- Born: 1975 (age 50–51)
- Education: BA in Fine Art, University of Stellenbosch 1997
- Known for: Painting, Sculpture, Printmaking
- Spouse: Brett Murray
- Awards: 2003 Absa L'Atelier UNESCO-Aschberg Residency
- Website: www.sanellaggenbach.com

= Sanell Aggenbach =

South African artist (born 1975)

Sanell Aggenbach (born 1975) is a South African artist living and working in Woodstock, Cape Town. Using painting, printmaking, and sculpture, her work addresses the relationship between history and private narratives, with a sense of ambiguity. Her work also explores the processes of nostalgia and historical myth-making, often incorporating the playful, disarming, and absurd to draw the viewer into discussions of darker subjects. She has a unique style of combining traditional painting techniques with sculptural elements, as well as typically feminine crafts such as sewing and tapestry.

==Career==
Aggenbach graduated from the University of Stellenbosch in 1997 with a bachelor's degree in Fine Arts. Although now a full-time artist, Aggenbach was a lecturer from June 2000– March 2004 at the Cape College in Graphic Processes, Two-Dimensional Design and Drawing.
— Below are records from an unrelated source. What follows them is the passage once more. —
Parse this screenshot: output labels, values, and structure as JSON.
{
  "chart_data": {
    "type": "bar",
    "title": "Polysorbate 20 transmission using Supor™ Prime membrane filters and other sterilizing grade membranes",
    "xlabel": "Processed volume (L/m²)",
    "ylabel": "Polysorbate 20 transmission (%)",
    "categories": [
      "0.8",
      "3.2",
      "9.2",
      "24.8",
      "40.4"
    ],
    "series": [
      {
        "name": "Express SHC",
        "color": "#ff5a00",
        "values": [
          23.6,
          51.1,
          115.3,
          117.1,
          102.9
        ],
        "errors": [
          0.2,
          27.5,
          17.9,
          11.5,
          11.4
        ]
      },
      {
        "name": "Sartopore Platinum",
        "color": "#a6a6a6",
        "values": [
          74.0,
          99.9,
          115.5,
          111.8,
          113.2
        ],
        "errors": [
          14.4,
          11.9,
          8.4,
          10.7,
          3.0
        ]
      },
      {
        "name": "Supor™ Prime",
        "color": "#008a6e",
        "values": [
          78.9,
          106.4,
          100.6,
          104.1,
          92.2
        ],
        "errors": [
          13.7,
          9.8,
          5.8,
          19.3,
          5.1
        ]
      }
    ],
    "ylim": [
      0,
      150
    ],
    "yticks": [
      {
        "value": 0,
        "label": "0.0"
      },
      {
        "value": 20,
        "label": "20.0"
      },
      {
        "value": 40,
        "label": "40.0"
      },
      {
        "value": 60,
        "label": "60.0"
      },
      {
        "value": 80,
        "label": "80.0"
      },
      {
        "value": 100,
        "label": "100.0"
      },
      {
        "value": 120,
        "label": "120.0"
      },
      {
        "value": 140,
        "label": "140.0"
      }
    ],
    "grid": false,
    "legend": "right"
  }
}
Her work is represented in the Spier Collection, Anglo Gold South Africa, Sasol Art Museum, the Sasol Collection, and the Hollard Collection.

===Solo exhibitions===
- 2013: 'Familia Obscura', Brundyn +, Cape Town
- 2011: 'Some Dance to Remember Some Dance to Forget', Blank Projects, Cape Town
- 2009: 'Graceland', Gallery AOP, Johannesburg
- 2008: ' Sub Rosa', João Ferreira Gallery, Cape Town
- 2007: 'Perfectly Still', Absa Gallery, Johannesburg
- 2006: 'Blues and Greys', Art on Paper Gallery, Johannesburg
- 2005: 'Fool's Gold', Bell-Roberts Contemporary, Cape Town
- 2005: 'Hoogwater/High Tide', KKNK, Oudtshoorn
- 2003: 'Blank', AVA Gallery, Cape Town
- 2001: 'From a Netherworld', Bell-Roberts Gallery, Cape Town
- 2000: 'Northern Ladies', Art Konsult, New Delhi, India
- 1998: 'An Imitator', AVA Metropolitan Gallery, Cape Town

===Group exhibitions===
- 2011: 'Alptraum', Deutscher Kuenstlerbund, Berlin, Germany
- 2010: 'Twenty', contemporary public sculpture, Nirox, Johannesburg
- 2008: 'Print '08: Myth, Memory and Archive', Bell-Roberts Gallery, Cape Town
- 2007: 'Arcadia', AVA Gallery, Cape Town
- 2007: 'Turbulence', Hangar-7, Salzburg, Austria
- 2007: Spier Contemporary, Stellenbosch
- 2006: '20 Artists 06'. Contemporary printing, Bell-Roberts Gallery, Cape Town
- 2005: 'Sweet Nothings', new photographic work, Bell-Roberts Gallery, Cape Town
- 2004: '40 Years', University of Stellenbosch, Sasol Art Museum
- 2004: '2nd Spier Outdoor Sculpture Biennial', Stellenbosch
- 2003: 'Picnic', Bell-Roberts Gallery, Cape Town
- 2003: Brett Kebble Art Awards
- 2003: 'ABSA L'Atelier', Johannesburg
- 2003: 'YDESIRE', Castle of Good Hope, Cape Town
- 2002: 'Autogeographie', Millennium Gallery, Johannesburg
- 2002: 'Spier Outdoor Sculpture Biennial', Jan Marais Nature Reserve, Stellenbosch
- 2001: 'Micro/Macro', South African Printmakers at the Xchanges Gallery, Victoria, British Columbia (Canada)
- 2001: 'ABSA L'Atelier', Johannesburg.
- 2001: 'Aarsel/ Waver', KKNK, Oudshoorn

==Notable works==

===Some Dance To Remember Some Dance To Forget===
A 2011 series of monotype prints that pay tribute to iconic images and albums from rock music history. Through these prints, Aggenbach offers a critique of African er identity, focusing on the generation inspired by the post-punk musicians.

===Graceland===
A 2009 exhibition at Gallery AOP inspired by a trip to Elvis's home in Memphis, Tennessee, exploring what it means to be Afrikaans.

===Sub Rosa===
A 2008 body of work referencing tampered photographic film, which blurs the distinction between the imagined accuracy of photography and the inaccurate or misleading nature of painting.